Telopea mongaensis is one of five species from southeastern Australia which make up the genus Telopea, and is most closely related to T. oreades. The next closest relative to the pair is the Tasmanian waratah (T. truncata). The genus lies in the subtribe Embothriinae, along with the tree waratahs (Alloxylon) from eastern Australia and New Caledonia, and Oreocallis and Chilean firetree (Embothrium coccineum) from South America. Almost all these species have red terminal flowers, and hence the subtribe's origin and floral appearance must predate the splitting of Gondwana into Australia, Antarctica, and South America over 60 million years ago.

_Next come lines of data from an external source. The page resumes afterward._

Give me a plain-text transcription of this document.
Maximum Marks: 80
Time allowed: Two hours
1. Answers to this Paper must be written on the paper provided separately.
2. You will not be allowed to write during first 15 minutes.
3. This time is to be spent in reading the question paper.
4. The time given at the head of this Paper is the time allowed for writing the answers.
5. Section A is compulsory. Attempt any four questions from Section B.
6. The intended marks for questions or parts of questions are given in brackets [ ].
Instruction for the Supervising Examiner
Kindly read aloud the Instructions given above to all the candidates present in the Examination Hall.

This plant may be seen between Fitzroy Falls in the north, and Monga National Park to the south. Its habitat is on the margins of temperate rainforest or in wet eucalypt forest, where it may be found along creeks or on mountain slopes, at an altitude of 540 to 760 m (1,770 to 2,490 ft). It grows on sandy soils of alluvial origin. It is often associated with such trees as brown barrel (Eucalyptus fastigata), silvertop ash (E. sieberi), broad-leaved peppermint (E. dives), Sydney peppermint (E. piperita), and the understorey plants pinkwood (Eucryphia moorei), soft tree fern (Dicksonia antarctica), coral fern (Gleichenia), mountain devil (Lambertia formosa) and hairpin banksia (Banksia spinulosa). The annual rainfall where it grows is 1,000–1,100 mm (39–43 in).

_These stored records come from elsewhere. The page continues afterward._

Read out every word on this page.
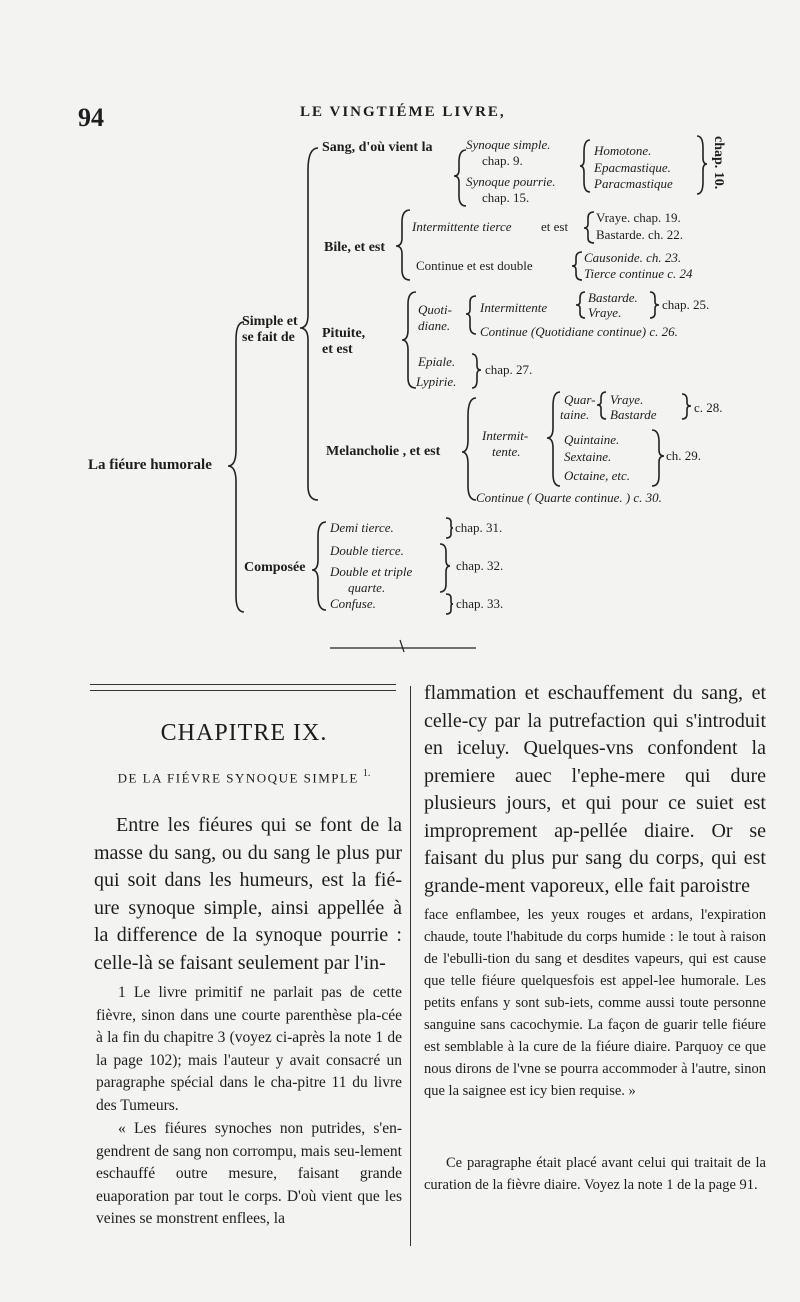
94	LE VINGTIÉME LIVRE,
La fiéure humorale
Simple et
se fait de
Composée
Sang, d'où vient la	Synoque simple.
chap. 9.
Synoque pourrie.
chap. 15.
Homotone.
Epacmastique.
Paracmastique	chap. 10.
Bile, et est
Intermittente tierce et est
Vraye. chap. 19.
Bastarde. ch. 22.
Continue et est double
Causonide. ch. 23.
Tierce continue c. 24
Pituite,
et est
Quoti-
diane.
Intermittente
Bastarde.
Vraye.
chap. 25.
Continue (Quotidiane continue) c. 26.
Epiale.
Lypirie.
chap. 27.
Melancholie , et est
Intermit-
tente.
Quar-
taine.
Vraye.
Bastarde	c. 28.
Quintaine.
Sextaine.
Octaine, etc.
ch. 29.
Continue ( Quarte continue. ) c. 30.
Demi tierce.	chap. 31.
Double tierce.
Double et triple
quarte.
chap. 32.
Confuse.	chap. 33.
CHAPITRE IX.
DE LA FIÉVRE SYNOQUE SIMPLE $^{1.}$
Entre les fiéures qui se font de la masse du sang, ou du sang le plus pur qui soit dans les humeurs, est la fié-ure synoque simple, ainsi appellée à la difference de la synoque pourrie : celle-là se faisant seulement par l'in-
1 Le livre primitif ne parlait pas de cette fièvre, sinon dans une courte parenthèse pla-cée à la fin du chapitre 3 (voyez ci-après la note 1 de la page 102); mais l'auteur y avait consacré un paragraphe spécial dans le cha-pitre 11 du livre des Tumeurs.
« Les fiéures synoches non putrides, s'en-gendrent de sang non corrompu, mais seu-lement eschauffé outre mesure, faisant grande euaporation par tout le corps. D'où vient que les veines se monstrent enflees, la
flammation et eschauffement du sang, et celle-cy par la putrefaction qui s'introduit en iceluy. Quelques-vns confondent la premiere auec l'ephe-mere qui dure plusieurs jours, et qui pour ce suiet est improprement ap-pellée diaire. Or se faisant du plus pur sang du corps, qui est grande-ment vaporeux, elle fait paroistre
face enflambee, les yeux rouges et ardans, l'expiration chaude, toute l'habitude du corps humide : le tout à raison de l'ebulli-tion du sang et desdites vapeurs, qui est cause que telle fiéure quelquesfois est appel-lee humorale. Les petits enfans y sont sub-iets, comme aussi toute personne sanguine sans cacochymie. La façon de guarir telle fiéure est semblable à la cure de la fiéure diaire. Parquoy ce que nous dirons de l'vne se pourra accommoder à l'autre, sinon que la saignee est icy bien requise. »
Ce paragraphe était placé avant celui qui traitait de la curation de la fièvre diaire. Voyez la note 1 de la page 91.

The prominent position and striking colour of Telopea mongaensis and many of its relatives within the subtribe Embothriinae both in Australia and South America strongly suggest it is adapted to pollination by birds, and has been for over 60 million years.

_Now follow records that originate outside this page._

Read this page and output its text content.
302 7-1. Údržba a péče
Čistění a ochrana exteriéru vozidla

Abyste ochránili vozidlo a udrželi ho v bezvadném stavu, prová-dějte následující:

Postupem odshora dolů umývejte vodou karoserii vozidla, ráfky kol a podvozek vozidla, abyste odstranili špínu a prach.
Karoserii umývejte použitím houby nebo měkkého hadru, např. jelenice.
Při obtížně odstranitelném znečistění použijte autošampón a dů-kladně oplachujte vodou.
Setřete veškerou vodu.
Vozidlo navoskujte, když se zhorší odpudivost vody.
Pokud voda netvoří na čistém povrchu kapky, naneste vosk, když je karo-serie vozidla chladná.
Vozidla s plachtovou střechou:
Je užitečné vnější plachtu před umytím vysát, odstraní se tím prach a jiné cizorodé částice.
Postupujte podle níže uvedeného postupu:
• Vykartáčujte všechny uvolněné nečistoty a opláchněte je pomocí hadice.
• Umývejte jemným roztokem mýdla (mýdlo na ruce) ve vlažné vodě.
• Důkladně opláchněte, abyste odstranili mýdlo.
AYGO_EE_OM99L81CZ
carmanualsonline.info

T. mongaensis has a swollen woody base largely under the soil known as a lignotuber, which stores energy and nutrients as a resource for rapid growth after a bushfire. New shoots grow from the lignotuber, which survives bushfire as the rest of the plant above ground is burnt. The seed also germinates and grows in post-bushfire soil, which is higher in nutrients and more open with fewer competing plant species. Waratah seeds are often eaten—and destroyed—by animals and do not travel far (several metres) from the parent plants.
Initial attempts to cultivate it by Cheel and Joseph Maiden in Sydney were unsuccessful. Telopea mongaensis is more tolerant of shade, heavier soils and cooler climates than its more showy relative. It grows as a more compact plant of around 2 m (6.6 ft) in height in full sun. It is frost tolerant and has been grown in southern England, and has been awarded an Award of Merit by the Royal Horticultural Society in 1980. It attracts birds to the garden.
Telopea 'Braidwood Brilliant' is a hybrid between this species and the showy Telopea speciosissima that was first grown in 1962 and registered with the Australian Cultivar Registration Authority (ACRA) in 1974. Bred by the Reverend Colin Burgess, parent plant stock was selected from cold areas with the aim of breeding a hardy plant. The pollen was taken from T. speciossissima plants from Wentworth Falls in the Blue Mountains and used on T. mongaensis from Braidwood. The plant grows to around 4 m (13 ft) tall and has flower heads 6–8 cm (2.4–3.1 in) in diameter. They appear to tolerate frosts down to a temperature of −6 C readily. Conversely, they can be adversely affected by heat in climates warmer than their provenance.